Lombard Odier has signed a partnership agreement with PensExpert, a provider of customised pension solutions in Switzerland and Germany.

The cooperation evolves around vested benefits and funds of Pensionskassen that can be transferred to PensExpert. Lombard Odier’s investment team will manage the funds. PensExpert has five pension funds catering for over 12,000 insured individuals.

Andreas Arni, head of Swiss domestic market at Lombard Odier, said: “With this partnership, we can complete our range of pension products in German and French-speaking Switzerland.”

PK SBB posts negative returns

PK SBB – the pension fund for Swiss federal railways – returned -12.1% on investments last year. Its funding level declined from 112.4% to 100.6%.

Falling bond prices negatively impacted the pension fund holding a high share of bonds in its portfolio.

The board of trustees adjusted the fund’s technical interest rate from 1% to 1.5%, with a positive effect on its funding ratio. It has applied the minimum interest rate of 1% on assets saved by members.

In order to further expand the technology location and venture capital financing in Germany, the federal government is providing additional funds. These should primarily serve as growth capital.

Stiftung Auffangeinrichtung could continue investing interest-free

The Swiss Federal Council has asked parliament to allow the occupational pension scheme Stiftung Auffangeinrichtung BVG, or Foundation Institution Suppletive LPP, to invest in a non-interest bearing account at the Federal Treasury for a further four years.

The Swiss parliament already gave the go-ahead in 2020 to invest a maximum of CHF10bn (€9.9bn) interest-free with the Federal Treasury for a period of three years, with its funding ratio falling below 105%.

The scheme’s funding ratio deteriorated to 104.6% at the end of April last year, to 102.6% by mid-last year and reached 102.3% at the end of November. Losses in financial markets and higher interest rates led to a lower funding ratio which has further worsened the scheme’s financial situation.

The fund has decided to place with the Federal Treasury CHF3bn in May, approximately CHF1.25bn in June, and weekly tranches of CHF200m from September to refinance its outflows regularly.
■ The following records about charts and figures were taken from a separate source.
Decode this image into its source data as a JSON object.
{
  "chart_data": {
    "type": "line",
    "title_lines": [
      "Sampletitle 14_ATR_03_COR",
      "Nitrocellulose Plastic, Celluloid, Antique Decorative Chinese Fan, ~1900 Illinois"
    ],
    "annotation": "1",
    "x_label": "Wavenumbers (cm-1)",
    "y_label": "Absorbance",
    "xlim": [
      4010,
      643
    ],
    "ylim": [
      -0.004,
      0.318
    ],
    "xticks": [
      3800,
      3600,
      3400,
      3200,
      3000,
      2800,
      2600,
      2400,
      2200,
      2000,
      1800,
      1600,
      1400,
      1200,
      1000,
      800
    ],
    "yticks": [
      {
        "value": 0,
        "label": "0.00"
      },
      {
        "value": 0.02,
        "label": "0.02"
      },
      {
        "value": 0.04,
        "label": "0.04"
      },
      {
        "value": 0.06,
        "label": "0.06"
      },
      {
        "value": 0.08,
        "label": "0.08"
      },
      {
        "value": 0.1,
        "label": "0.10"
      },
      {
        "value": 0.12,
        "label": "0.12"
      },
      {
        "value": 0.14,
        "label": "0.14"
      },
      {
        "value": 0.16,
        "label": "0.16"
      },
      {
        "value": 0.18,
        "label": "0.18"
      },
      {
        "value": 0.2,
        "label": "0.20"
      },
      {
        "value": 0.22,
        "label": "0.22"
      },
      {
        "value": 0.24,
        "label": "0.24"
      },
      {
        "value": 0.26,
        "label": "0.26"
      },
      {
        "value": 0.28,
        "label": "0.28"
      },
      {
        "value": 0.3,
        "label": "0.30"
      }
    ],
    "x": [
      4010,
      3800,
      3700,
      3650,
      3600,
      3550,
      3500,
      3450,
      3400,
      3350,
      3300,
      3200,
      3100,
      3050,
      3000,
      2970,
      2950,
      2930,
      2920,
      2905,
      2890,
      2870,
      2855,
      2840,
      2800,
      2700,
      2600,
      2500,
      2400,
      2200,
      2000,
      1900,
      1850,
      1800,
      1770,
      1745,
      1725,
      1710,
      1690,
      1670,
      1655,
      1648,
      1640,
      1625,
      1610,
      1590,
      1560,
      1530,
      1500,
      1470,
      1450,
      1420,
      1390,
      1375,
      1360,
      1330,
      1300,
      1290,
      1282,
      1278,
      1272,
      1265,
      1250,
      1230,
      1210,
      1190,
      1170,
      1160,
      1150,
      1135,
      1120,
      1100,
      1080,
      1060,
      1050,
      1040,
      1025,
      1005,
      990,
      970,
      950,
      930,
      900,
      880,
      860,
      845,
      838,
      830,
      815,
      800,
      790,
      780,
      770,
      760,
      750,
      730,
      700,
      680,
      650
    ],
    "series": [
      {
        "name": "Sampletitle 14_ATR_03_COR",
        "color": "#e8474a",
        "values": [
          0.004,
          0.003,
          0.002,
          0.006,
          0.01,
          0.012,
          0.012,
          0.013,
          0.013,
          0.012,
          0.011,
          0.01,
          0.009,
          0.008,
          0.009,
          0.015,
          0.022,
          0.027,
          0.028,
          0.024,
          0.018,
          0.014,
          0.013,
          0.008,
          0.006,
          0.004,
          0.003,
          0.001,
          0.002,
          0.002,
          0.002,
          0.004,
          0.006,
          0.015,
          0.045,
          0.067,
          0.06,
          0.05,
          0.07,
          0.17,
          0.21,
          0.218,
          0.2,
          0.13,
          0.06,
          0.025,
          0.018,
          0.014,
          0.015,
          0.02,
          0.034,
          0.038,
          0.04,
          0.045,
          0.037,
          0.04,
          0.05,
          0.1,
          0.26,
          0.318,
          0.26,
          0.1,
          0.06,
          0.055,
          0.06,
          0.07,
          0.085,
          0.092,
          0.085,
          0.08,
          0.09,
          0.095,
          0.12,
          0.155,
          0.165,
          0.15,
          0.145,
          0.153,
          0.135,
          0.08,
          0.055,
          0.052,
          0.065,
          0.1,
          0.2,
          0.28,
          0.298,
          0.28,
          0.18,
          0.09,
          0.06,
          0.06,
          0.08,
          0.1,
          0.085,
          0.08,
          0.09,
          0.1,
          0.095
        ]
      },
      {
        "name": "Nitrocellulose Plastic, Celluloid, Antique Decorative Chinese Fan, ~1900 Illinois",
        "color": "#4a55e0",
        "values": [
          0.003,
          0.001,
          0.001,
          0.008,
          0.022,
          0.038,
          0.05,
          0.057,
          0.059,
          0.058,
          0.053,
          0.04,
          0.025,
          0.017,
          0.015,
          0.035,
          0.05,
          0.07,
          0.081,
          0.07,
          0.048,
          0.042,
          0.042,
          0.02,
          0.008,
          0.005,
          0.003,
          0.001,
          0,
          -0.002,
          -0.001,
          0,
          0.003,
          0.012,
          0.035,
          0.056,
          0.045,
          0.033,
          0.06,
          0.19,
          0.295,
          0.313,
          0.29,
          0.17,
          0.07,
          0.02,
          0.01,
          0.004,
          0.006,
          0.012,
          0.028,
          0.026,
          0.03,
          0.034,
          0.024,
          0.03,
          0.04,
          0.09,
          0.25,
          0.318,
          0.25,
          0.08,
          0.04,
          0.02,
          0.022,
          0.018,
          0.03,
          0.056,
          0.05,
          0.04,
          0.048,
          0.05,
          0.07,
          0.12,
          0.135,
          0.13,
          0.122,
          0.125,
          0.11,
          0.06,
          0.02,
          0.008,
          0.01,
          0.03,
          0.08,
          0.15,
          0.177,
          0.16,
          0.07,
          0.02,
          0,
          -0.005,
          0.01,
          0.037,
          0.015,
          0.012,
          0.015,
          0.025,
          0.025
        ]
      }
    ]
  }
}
BVG invests a significant part of its assets (61%) in a way that is close to liquidity, 25% is invested in bonds, 9.3% in equities, and 4.2% in real estate. It has been impacted by negative interest rates and volatility in financial markets, it said.

At the end of 2021, BVG counted 1.34 million members, managing vested benefits of around CHF15.6bn. In 2020 it received CHF1.62bn in vested benefits and CHF1.25bn in 2021, plus CHF8.4bn in total in the period 2015-2021. It managed assets in the form of vested benefits worth CHF16.65bn at the end of August last year.

The fund, which is backed by social partners, is required to accept vested benefits from people who are no longer members of a pension scheme, and it has to guarantee the amount of members’ funds.

Germany launches DeepTech & Climate Fund

The German Ministry of Economics and Climate Action and the Ministry of Finance have set up the DeepTech & Climate Fund (DTCF) to provide venture capital financing.

Elisabeth Schrey has been appointed as managing director of the fund, and, together with Tobias Faupel, she is responsible for investments.

The DTCF has up to €1bn to invest in the growth of companies focusing on deep-tech and climate-tech, supporting the transformation of the economy towards net zero. The funds come from the government’s future fund (Zukunftsfonds), and the European Recovery Programme (ERP) special fund.

The DTCF wants to support the growth of companies developing new technology in the long-term as co-investor and partner of institutional investors.

The fund invests in the field of deep tech, for example industry 4.0, robotics, artificial intelligence, quantum computing, process automation and in companies with a technology-based business model digital health, new energy, smart city, and biotech.